Parmi les difficultés, il faut insister sur le fait que les informations proviennent essentiellement des sites web, notamment de celui de Sciences Po, et des réseaux sociaux, mais qu’il manque alors tout l’aspect humain et concret de l’information. En effet, 78% des jeunes interrogé.e.s considèrent que la rencontre avec des étudiant.e.s déjà membres de l’école serait l’un des meilleurs moyens pour se faire une idée concrète de la formation, d’autant plus que, comme certain.e.s l’ont fait remarquer, les lycéen.e.s ont des idées bien arrêtées sur  Sciences Po et la vision interne d’un.e étudiant.e pourrait alors démonter ces idées toutes faites. Mais en venant d’un lycée plutôt reculé, les intervenant.e.s sont rares et la possibilité de se déplacer en personne l’est tout autant. Ces lycéen.e.s souffrent donc d’un manque d’informations qui peut nuire à leurs études. Les professeurs tentent de les aider et les accompagner du mieux qu’ils peuvent, bien que ce ne soit pas toujours évident.
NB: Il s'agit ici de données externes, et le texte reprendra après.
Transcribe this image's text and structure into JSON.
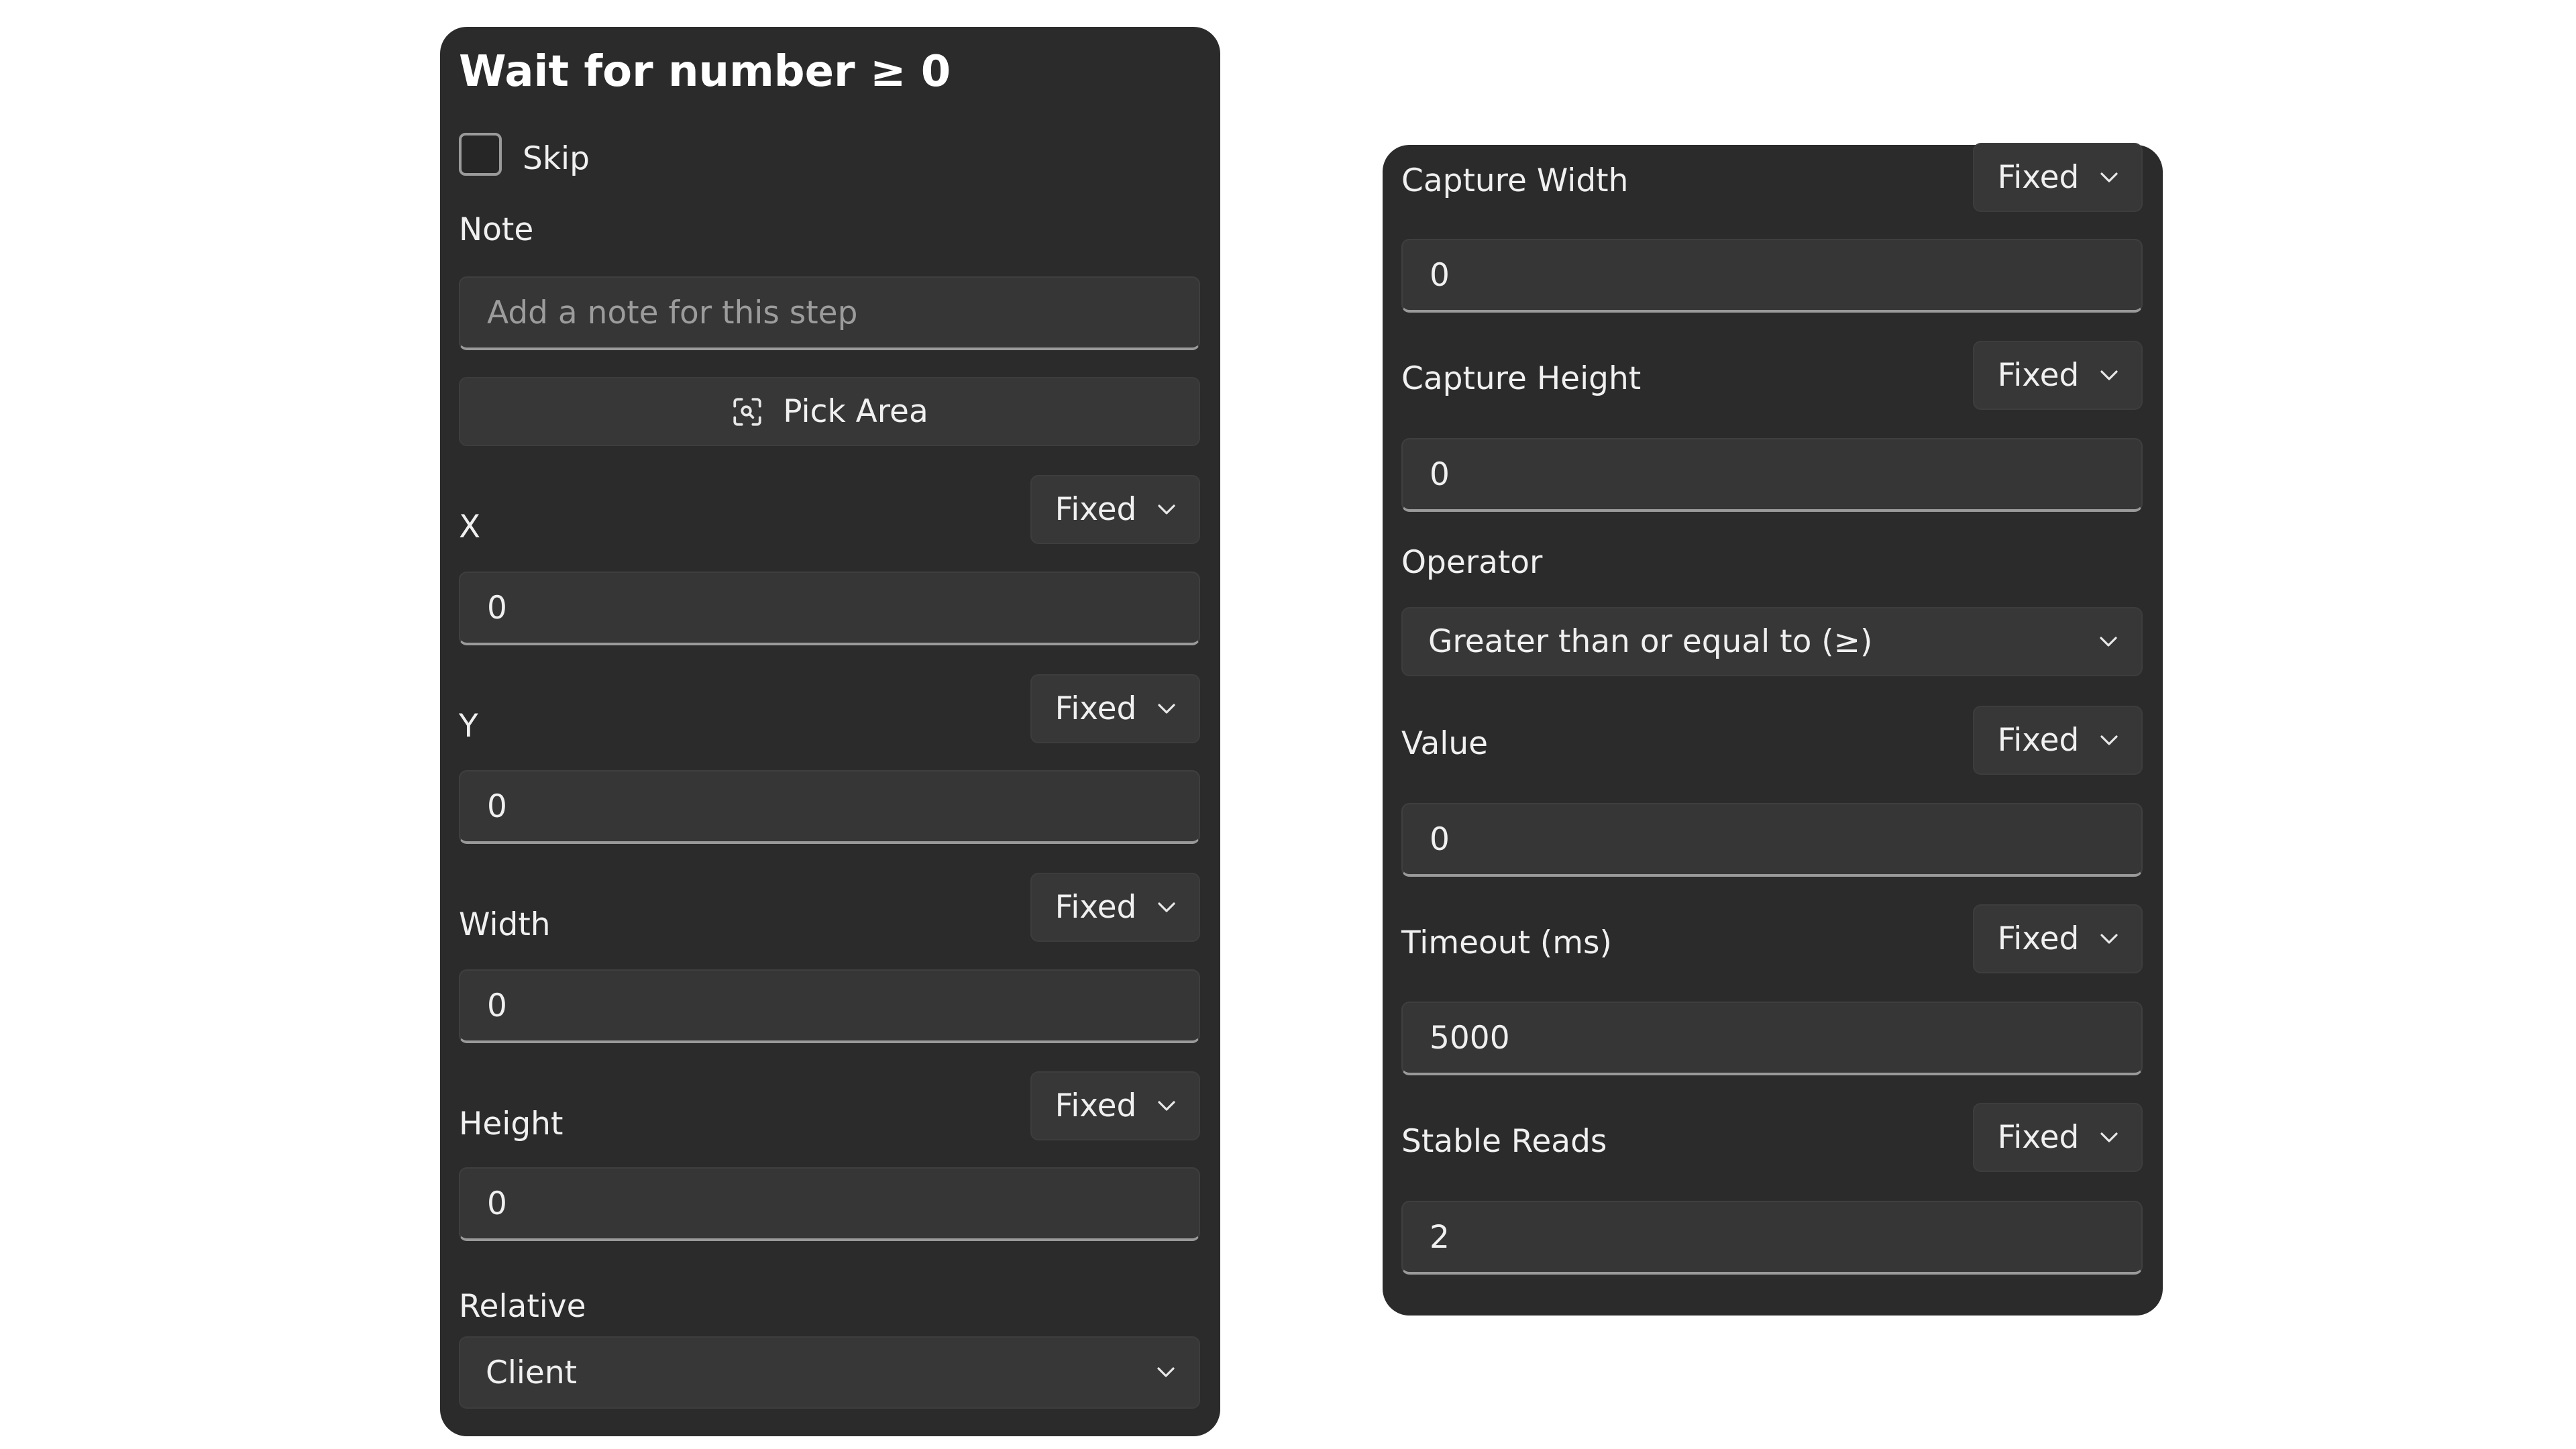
{
  "left_panel": {
    "title": "Wait for number ≥ 0",
    "skip_label": "Skip",
    "note_label": "Note",
    "note_placeholder": "Add a note for this step",
    "pick_area_label": "Pick Area",
    "x": {
      "label": "X",
      "mode": "Fixed",
      "value": "0"
    },
    "y": {
      "label": "Y",
      "mode": "Fixed",
      "value": "0"
    },
    "width": {
      "label": "Width",
      "mode": "Fixed",
      "value": "0"
    },
    "height": {
      "label": "Height",
      "mode": "Fixed",
      "value": "0"
    },
    "relative_label": "Relative",
    "relative_value": "Client"
  },
  "right_panel": {
    "capture_width": {
      "label": "Capture Width",
      "mode": "Fixed",
      "value": "0"
    },
    "capture_height": {
      "label": "Capture Height",
      "mode": "Fixed",
      "value": "0"
    },
    "operator_label": "Operator",
    "operator_value": "Greater than or equal to (≥)",
    "value": {
      "label": "Value",
      "mode": "Fixed",
      "value": "0"
    },
    "timeout": {
      "label": "Timeout (ms)",
      "mode": "Fixed",
      "value": "5000"
    },
    "stable_reads": {
      "label": "Stable Reads",
      "mode": "Fixed",
      "value": "2"
    }
  },
  "icons": {
    "pick_area": "focus-capture-icon",
    "dropdown": "chevron-down-icon"
  },
  "colors": {
    "panel_bg": "#2b2b2b",
    "field_bg": "#363636",
    "text": "#f0f0f0",
    "placeholder": "#9c9c9c"
  }
}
Avec la nouvelle réforme du baccalauréat mise en place pour les épreuves de 2021, chaque professeur principal suit une vingtaine d’élèves, et organise chaque semaine une heure d’orientation dédiée aux questions, à l’accompagnement, aux recherches… Mme Lerein, une enseignante d’histoire-géographie au lycée de Saint Claude dans le Jura, a accepté de partager son expérience. Dans son groupe, « une moitié d’élèves savait ce qu’ils voulaient faire », il s’agissait donc avec eux d’effectuer un travail d’approfondissement, « mais l’autre moitié ne [le] savait pas », ce qui rend le travail plus difficile. Pour les aider le plus possible, Mme Lerein a créé un groupe Instagram avec ses étudiant.e.s car selon elle, il s’agit du meilleur moyen de les toucher et de les informer. Sur ce compte, elle leur partage des liens et des informations sur toutes sortes de formations qui pourraient les intéresser, et notamment au sujet de Sciences Po, une école qu’elle leur conseille fortement car elle considère que ses étudiant.e.s sont brillants et qu’intégrer cette école leur permettrait de développer leur potentiel au maximum.  Cependant, elle précise bien qu’en tant que professeur, « ce n’est pas son métier ». Dans son cas, elle s’y intéresse beaucoup car sa fille est aussi concernée par ces choix, et en profite donc pour partager ses connaissances à ses élèves. Une autre professeure dans le même lycée nous conforte dans cette idée : « il faut vraiment chercher de façon personnelle, ce qui peut se révéler parfois difficile et prenant ». Nous touchons donc ici à un sujet sensible auquel plusieurs réponses semblent être possibles, mais celle qui revient le plus est l’intervention de personnes concernées directement par la formation dans ces lycées dits de « province » pour pallier ce manque, et donner une chance à ces lycéen.ne.s de prendre en compte toutes les possibilités. Cependant, il ne faut pas oublier, comme Mme Cogniez, professeure de lettre classiques, a su nous le faire remarquer, « qu’une partie doit être faite par l’élève » : l’information est nécessaire, mais la motivation l’est d’autant plus !


[i] Questionnaire réalisé à titre indicatif auprès de 52 lycéens et lycéens venant de la région Bourgogne-Franche-Comté. Les réponses ont été collectées de façon anonyme, et les questions portaient sur la situation de leur lycée et leur relation à l’information sur Sciences Po.